Торопливо подошел комбриг, объявил офицерам, что связался по телефону с «пятым» и что с минуты на минуту подойдет машина с медициной. Мы, сержанты и солдаты, уже поставили на дорогу «виллис» и стояли на некотором расстоянии от группы офицеров, не зная, что дальше делать. Машина с растерзанным мотором и искореженной передней осью, с которой были сорваны колеса, уткнулась носом в землю.
Комбриг первым решился заговорить с генералом. Сидящий в кровавой луже раненый оторвал взгляд от своей изломанной выше колена ноги, кивнул комбригу, и мне опять показалось, что глаза генерала блестят слезами.
Видя плачущим человека, при появлении которого три дня тому назад у нас на НП все вскочили и вытянулись, и догадываясь, как ему сейчас, наверное, больно и жутко, я прикинул в уме, что ногу генералу ампутируют, ужаснулся и, противясь этому всей душой, невольно подумал: «Неужели он все-таки выживет? Лучше бы ему умереть…»
Со стороны шоссе на сумасшедшей скорости несся медсанбатовский «додж». Раненого генерала бережно уложили на носилки в кузове. А на следующий день распространилось известие, что генерал скончался по дороге в Вену…
Все это вспомнилось ночью, когда «вокзал» огласился привычными звуками: храпом, сопением, невнятным бормотанием, стонами. Стало не по себе. Получалось, что, не желая генералу смерти, я, можно сказать, накликал. «Сам вот каким остался, — подумал я, — а умирать не хочешь?..»

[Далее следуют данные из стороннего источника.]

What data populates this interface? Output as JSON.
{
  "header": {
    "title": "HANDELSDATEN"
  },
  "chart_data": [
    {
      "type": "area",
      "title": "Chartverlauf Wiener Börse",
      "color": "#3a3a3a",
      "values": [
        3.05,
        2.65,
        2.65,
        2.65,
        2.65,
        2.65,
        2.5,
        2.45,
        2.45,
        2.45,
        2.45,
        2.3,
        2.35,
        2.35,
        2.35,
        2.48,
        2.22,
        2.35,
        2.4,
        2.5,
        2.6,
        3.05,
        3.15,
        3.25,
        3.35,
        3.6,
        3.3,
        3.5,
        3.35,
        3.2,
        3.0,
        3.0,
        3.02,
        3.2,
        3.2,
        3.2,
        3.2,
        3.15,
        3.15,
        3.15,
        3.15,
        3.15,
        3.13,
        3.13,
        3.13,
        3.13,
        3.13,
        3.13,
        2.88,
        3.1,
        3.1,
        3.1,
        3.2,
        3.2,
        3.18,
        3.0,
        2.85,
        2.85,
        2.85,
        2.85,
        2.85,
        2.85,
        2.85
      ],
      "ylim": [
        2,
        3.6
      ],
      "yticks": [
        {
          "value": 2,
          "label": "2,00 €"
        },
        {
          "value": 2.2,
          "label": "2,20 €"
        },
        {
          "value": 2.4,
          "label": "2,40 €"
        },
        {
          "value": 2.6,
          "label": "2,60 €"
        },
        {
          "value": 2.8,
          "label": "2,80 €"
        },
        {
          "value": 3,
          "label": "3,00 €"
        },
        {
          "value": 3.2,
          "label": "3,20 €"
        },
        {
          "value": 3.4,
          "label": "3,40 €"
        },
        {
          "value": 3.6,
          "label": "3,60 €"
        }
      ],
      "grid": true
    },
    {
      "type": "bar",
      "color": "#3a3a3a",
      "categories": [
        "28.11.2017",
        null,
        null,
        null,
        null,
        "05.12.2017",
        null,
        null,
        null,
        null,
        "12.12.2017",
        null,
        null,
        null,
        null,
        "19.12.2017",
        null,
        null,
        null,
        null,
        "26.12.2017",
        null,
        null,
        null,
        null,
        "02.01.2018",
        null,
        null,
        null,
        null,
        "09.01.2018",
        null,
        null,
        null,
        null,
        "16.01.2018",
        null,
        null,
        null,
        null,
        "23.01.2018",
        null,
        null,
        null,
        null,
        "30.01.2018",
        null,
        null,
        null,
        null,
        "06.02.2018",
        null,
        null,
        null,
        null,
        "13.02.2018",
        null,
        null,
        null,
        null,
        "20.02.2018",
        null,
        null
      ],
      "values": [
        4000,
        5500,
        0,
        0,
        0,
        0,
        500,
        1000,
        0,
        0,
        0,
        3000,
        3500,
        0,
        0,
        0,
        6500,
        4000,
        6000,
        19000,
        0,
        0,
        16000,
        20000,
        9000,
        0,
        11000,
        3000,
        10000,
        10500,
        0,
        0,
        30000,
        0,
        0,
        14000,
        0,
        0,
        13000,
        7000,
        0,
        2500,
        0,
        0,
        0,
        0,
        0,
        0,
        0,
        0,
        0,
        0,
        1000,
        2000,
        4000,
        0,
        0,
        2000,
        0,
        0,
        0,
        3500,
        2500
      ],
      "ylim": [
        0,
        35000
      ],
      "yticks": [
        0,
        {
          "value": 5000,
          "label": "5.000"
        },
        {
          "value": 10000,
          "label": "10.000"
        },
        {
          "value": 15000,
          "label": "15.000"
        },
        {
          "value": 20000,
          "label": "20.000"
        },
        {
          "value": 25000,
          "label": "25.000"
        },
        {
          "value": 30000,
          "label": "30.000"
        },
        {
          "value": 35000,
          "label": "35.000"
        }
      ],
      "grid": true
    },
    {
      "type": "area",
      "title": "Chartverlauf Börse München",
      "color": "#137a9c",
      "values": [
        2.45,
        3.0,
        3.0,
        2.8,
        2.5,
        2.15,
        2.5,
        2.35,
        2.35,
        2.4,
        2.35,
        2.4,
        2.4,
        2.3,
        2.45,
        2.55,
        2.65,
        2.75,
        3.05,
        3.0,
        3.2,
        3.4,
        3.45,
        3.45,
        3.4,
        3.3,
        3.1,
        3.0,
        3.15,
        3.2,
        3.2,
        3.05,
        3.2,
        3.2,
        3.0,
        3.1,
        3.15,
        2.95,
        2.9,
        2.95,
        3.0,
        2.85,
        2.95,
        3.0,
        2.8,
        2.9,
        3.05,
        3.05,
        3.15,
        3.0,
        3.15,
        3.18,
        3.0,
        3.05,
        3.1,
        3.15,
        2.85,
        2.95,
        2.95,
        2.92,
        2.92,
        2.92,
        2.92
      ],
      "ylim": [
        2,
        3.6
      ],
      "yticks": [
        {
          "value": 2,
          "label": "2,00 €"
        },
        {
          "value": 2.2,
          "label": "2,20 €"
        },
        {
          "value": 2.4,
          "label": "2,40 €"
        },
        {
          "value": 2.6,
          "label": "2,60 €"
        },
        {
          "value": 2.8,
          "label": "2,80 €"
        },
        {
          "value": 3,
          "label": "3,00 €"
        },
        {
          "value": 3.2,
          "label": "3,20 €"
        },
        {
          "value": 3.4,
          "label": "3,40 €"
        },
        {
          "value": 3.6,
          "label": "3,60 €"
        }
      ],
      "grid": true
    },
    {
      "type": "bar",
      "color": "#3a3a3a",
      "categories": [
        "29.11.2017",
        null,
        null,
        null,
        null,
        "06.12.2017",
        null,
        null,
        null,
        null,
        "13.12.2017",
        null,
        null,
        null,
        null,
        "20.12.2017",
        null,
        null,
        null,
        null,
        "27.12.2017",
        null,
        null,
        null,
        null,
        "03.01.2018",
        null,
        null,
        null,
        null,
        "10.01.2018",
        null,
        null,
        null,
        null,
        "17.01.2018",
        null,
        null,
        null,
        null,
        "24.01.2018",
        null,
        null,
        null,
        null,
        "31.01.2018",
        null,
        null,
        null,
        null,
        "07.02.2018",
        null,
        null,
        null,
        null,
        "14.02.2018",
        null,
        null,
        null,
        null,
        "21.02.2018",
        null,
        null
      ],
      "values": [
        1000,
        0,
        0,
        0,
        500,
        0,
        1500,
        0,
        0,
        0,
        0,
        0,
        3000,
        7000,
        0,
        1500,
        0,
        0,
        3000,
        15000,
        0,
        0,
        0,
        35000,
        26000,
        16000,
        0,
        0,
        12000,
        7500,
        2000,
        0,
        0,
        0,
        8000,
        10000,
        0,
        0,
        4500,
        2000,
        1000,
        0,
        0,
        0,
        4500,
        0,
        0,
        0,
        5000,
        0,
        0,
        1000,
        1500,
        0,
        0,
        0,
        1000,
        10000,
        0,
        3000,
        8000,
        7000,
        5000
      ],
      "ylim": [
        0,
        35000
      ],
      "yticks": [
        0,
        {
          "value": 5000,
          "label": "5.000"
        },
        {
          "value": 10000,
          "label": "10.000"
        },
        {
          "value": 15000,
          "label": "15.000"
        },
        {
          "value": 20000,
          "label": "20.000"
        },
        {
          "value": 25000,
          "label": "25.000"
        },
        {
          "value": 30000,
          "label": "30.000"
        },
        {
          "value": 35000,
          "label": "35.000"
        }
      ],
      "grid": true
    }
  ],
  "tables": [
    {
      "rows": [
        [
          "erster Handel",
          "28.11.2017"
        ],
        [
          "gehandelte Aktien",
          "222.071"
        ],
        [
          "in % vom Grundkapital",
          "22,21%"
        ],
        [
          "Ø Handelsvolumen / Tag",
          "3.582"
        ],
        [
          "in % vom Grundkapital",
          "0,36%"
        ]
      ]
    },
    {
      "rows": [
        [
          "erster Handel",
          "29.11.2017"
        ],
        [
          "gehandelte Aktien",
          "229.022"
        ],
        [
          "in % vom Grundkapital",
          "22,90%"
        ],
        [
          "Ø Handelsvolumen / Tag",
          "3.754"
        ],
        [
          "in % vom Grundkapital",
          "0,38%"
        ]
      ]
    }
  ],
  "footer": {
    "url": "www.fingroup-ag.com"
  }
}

Во рту стало горячо. Я посмотрел на графин с кипяченой водой. Он стоял совсем близко, на тумбочке. Воду на каждом своем дежурстве меняла в нем Галя. Графин тускло отсвечивал выпуклым стеклянным боком. Рядом, зубчато мерцал граненый стакан. Все это было около меня — протяни руку, налей воды до краев и пей сколько душе угодно. Легко сказать — протяни руку!